Kalu, who is the Chief Whip of the Senate, had, while addressing journalists on Saturday, said, “I have known him (Buhari) now for 32 years; he and former military President (Ibrahim) Babangida.
“He has not changed. Think of it… a man that ruled Nigeria as military head of state and has no house in Abuja or Lagos. He does not have a house in Port Harcourt or Ibadan.
“If you go to his house in Daura, it is the same house, the same small house he built long ago.
“The television I saw there when I went there last year for Sallah – that television must have been bought in 1973.”
However, checks by The PUNCH show that Kalu’s claims are not completely true, as the President has five properties located variously in Kaduna, Katsina, Kano, Port Harcourt and Abuja.
In a statement signed by the Senior Special Assistant to the President on Media and Publicity, Garba Shehu, on September 3, 2015, the Presidency gave some details of what Buhari declared in his asset declaration form which was submitted to the Code of Conduct Bureau.
The statement reads in part, “The (CCB) documents also revealed that President Buhari had a total of five homes, and two mud houses in Daura.
“He had two homes in Kaduna, one each in Kano, Daura (Katsina State) and in Abuja “One of the mud houses in Daura was inherited from his late older sister, another from his late father.
“He borrowed money from the old Barclays Bank to build two of his homes.
“President Buhari also has two undeveloped plots of land, one in Kano and the other in Port Harcourt.

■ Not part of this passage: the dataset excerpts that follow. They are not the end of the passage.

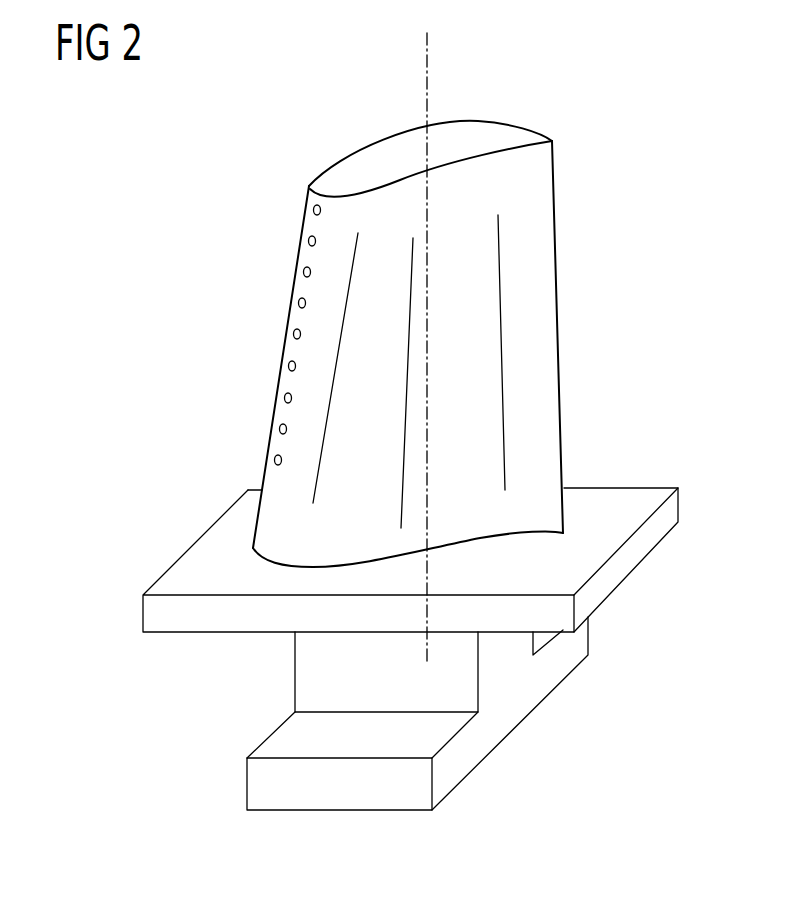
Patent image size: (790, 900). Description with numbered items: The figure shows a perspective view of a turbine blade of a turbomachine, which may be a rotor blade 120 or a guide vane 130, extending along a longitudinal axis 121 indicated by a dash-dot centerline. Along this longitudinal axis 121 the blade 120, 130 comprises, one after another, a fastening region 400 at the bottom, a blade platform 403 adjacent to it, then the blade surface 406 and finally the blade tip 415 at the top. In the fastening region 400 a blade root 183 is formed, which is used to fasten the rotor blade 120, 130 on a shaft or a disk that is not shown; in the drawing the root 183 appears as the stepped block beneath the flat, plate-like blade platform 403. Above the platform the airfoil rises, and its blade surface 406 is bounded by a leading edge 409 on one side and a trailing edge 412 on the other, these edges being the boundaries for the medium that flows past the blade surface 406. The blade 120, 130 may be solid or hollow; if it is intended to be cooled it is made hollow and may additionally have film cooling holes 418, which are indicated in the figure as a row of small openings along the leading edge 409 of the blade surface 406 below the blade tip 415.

The rotor blade 120 is at (355, 330).
The guide vane 130 is at (355, 330).
The longitudinal axis 121 is at (428, 57).
The blade tip 415 is at (363, 160).
The film cooling holes 418 is at (313, 212).
The leading edge 409 is at (284, 280).
The blade surface 406 is at (308, 388).
The trailing edge 412 is at (569, 305).
The blade platform 403 is at (637, 552).
The fastening region 400 is at (406, 713).
The blade root 183 is at (282, 743).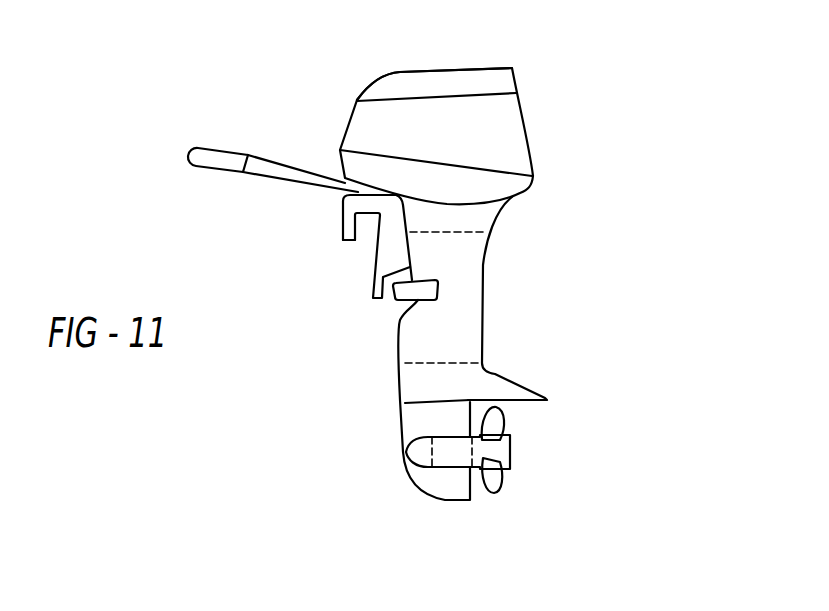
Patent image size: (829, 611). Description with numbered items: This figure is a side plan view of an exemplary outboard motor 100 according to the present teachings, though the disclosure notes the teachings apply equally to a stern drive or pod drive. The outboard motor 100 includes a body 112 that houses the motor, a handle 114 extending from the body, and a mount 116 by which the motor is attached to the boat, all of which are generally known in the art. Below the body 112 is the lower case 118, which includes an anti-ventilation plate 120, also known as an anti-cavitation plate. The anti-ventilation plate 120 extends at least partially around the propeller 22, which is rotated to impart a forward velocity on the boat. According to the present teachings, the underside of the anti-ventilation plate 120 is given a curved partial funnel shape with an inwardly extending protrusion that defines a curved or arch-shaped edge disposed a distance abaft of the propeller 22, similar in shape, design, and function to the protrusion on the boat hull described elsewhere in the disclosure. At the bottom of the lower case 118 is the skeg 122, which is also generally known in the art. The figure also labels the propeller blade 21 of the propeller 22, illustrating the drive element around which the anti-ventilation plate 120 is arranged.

The outboard motor 100 is at (578, 162).
The body 112 is at (442, 120).
The handle 114 is at (227, 160).
The mount 116 is at (330, 232).
The lower case 118 is at (504, 335).
The anti-ventilation plate 120 is at (527, 390).
The skeg 122 is at (445, 480).
The propeller 22 is at (537, 464).
The propeller blade 21 is at (495, 480).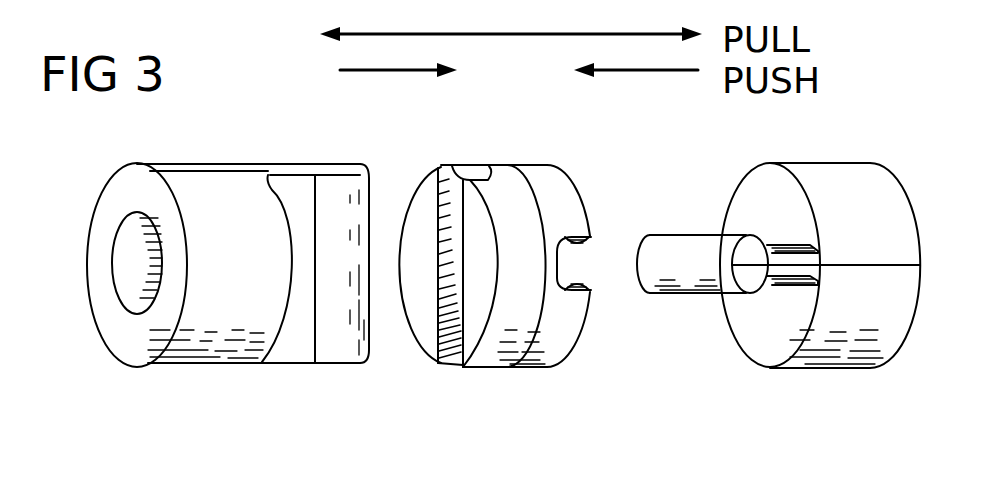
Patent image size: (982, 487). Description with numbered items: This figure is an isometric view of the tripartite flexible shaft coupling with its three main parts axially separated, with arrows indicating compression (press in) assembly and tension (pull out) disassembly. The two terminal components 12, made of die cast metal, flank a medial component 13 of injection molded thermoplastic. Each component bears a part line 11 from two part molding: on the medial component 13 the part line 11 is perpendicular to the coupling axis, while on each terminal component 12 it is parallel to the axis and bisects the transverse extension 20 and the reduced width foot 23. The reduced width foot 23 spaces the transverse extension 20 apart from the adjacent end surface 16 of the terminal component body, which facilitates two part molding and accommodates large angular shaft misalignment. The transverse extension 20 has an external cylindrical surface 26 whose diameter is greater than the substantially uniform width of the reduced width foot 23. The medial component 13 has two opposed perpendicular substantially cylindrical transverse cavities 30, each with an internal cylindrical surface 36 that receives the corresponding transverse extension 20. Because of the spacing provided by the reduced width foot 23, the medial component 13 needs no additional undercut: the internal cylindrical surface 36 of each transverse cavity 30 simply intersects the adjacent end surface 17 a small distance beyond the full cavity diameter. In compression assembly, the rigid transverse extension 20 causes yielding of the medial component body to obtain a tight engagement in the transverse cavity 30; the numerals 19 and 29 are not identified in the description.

The part line 11 is at (247, 164).
The terminal component 12 is at (278, 142).
The medial component 13 is at (497, 378).
The end surface 16 is at (733, 320).
The end surface 17 is at (427, 345).
The outer sleeve flange 19 is at (132, 353).
The transverse extension 20 is at (350, 142).
The reduced width foot 23 is at (290, 367).
The external cylindrical surface 26 is at (339, 352).
The bore 29 is at (128, 296).
The transverse cavity 30 is at (453, 172).
The internal cylindrical surface 36 is at (462, 170).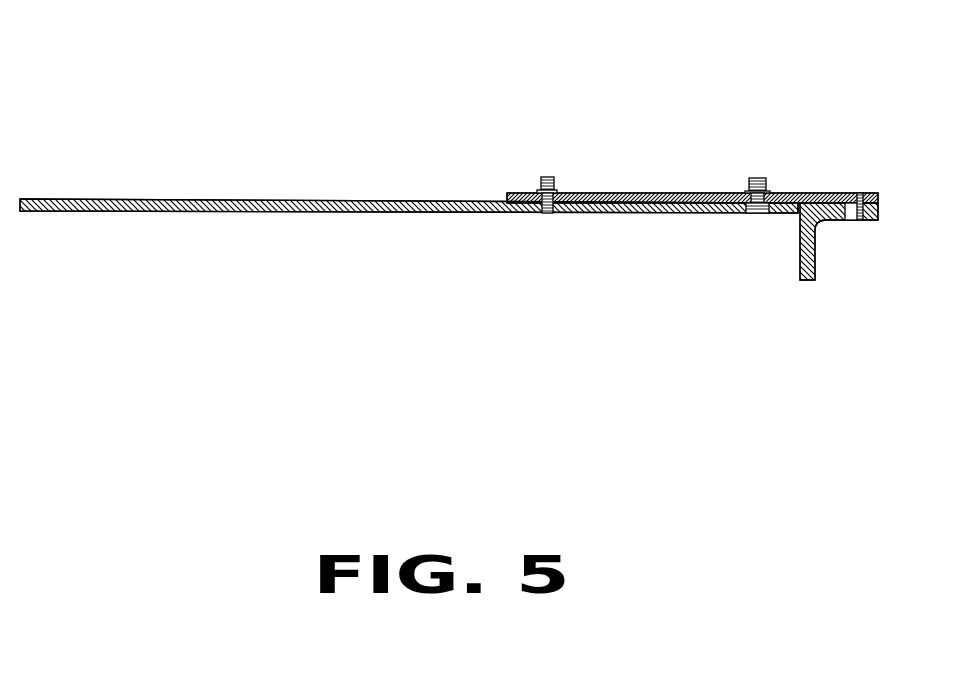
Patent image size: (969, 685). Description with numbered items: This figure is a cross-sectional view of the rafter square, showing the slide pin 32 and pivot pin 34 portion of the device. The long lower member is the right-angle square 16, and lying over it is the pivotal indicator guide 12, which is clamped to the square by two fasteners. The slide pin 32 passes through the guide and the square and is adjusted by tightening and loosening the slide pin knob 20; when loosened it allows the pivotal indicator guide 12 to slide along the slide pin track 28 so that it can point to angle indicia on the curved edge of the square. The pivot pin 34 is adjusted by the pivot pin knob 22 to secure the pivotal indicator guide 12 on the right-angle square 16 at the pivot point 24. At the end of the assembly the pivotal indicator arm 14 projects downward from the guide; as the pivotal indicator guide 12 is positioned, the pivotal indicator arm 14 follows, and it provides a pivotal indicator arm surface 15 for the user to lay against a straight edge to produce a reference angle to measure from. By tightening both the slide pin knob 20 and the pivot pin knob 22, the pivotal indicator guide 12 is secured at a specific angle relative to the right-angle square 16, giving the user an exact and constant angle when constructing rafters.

The pivotal indicator guide 12 is at (575, 192).
The pivotal indicator arm 14 is at (800, 250).
The pivotal indicator arm surface 15 is at (795, 225).
The right-angle square 16 is at (257, 213).
The slide pin knob 20 is at (533, 160).
The pivot pin knob 22 is at (733, 109).
The pivot point 24 is at (775, 197).
The slide pin track 28 is at (548, 213).
The slide pin 32 is at (542, 178).
The pivot pin 34 is at (758, 178).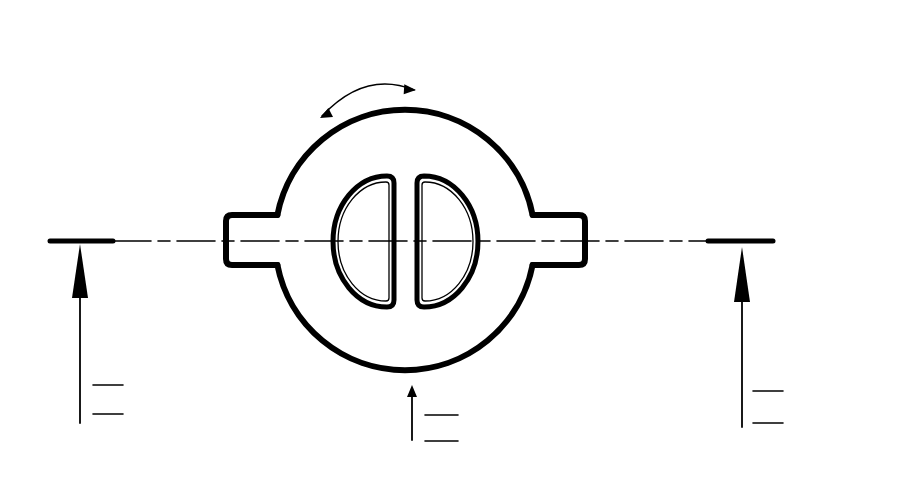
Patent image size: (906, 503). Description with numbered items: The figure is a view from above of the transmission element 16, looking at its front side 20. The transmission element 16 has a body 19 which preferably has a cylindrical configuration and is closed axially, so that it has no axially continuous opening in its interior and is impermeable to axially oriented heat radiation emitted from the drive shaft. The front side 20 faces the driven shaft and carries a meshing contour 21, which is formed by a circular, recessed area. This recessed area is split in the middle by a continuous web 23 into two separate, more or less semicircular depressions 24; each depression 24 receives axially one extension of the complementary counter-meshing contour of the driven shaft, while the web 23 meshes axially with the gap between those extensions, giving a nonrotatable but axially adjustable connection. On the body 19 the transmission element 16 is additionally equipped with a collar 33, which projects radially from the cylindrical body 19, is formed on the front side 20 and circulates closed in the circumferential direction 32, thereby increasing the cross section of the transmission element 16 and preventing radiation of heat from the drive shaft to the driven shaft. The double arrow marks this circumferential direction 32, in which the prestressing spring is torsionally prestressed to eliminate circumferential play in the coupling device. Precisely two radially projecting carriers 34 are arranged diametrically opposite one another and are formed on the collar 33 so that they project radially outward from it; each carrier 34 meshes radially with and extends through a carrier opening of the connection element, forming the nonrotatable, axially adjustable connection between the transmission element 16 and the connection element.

He is still trying to trace the location of the Port Harcourt land.
“In addition to the homes in Daura, he has farms, an orchard and a ranch.
“The total number of his holdings in the farm include 270 heads of cattle, 25 sheep, five horses, a variety of birds and a number of economic trees.
“The documents also showed that the retired General uses a number of cars, two of which he bought from his savings and the others supplied to him by the Federal Government in his capacity as former Head of State.
“The rest were donated to him by well-wishers after his jeep was damaged in a Boko Haram bomb attack on his convoy in July 2014.”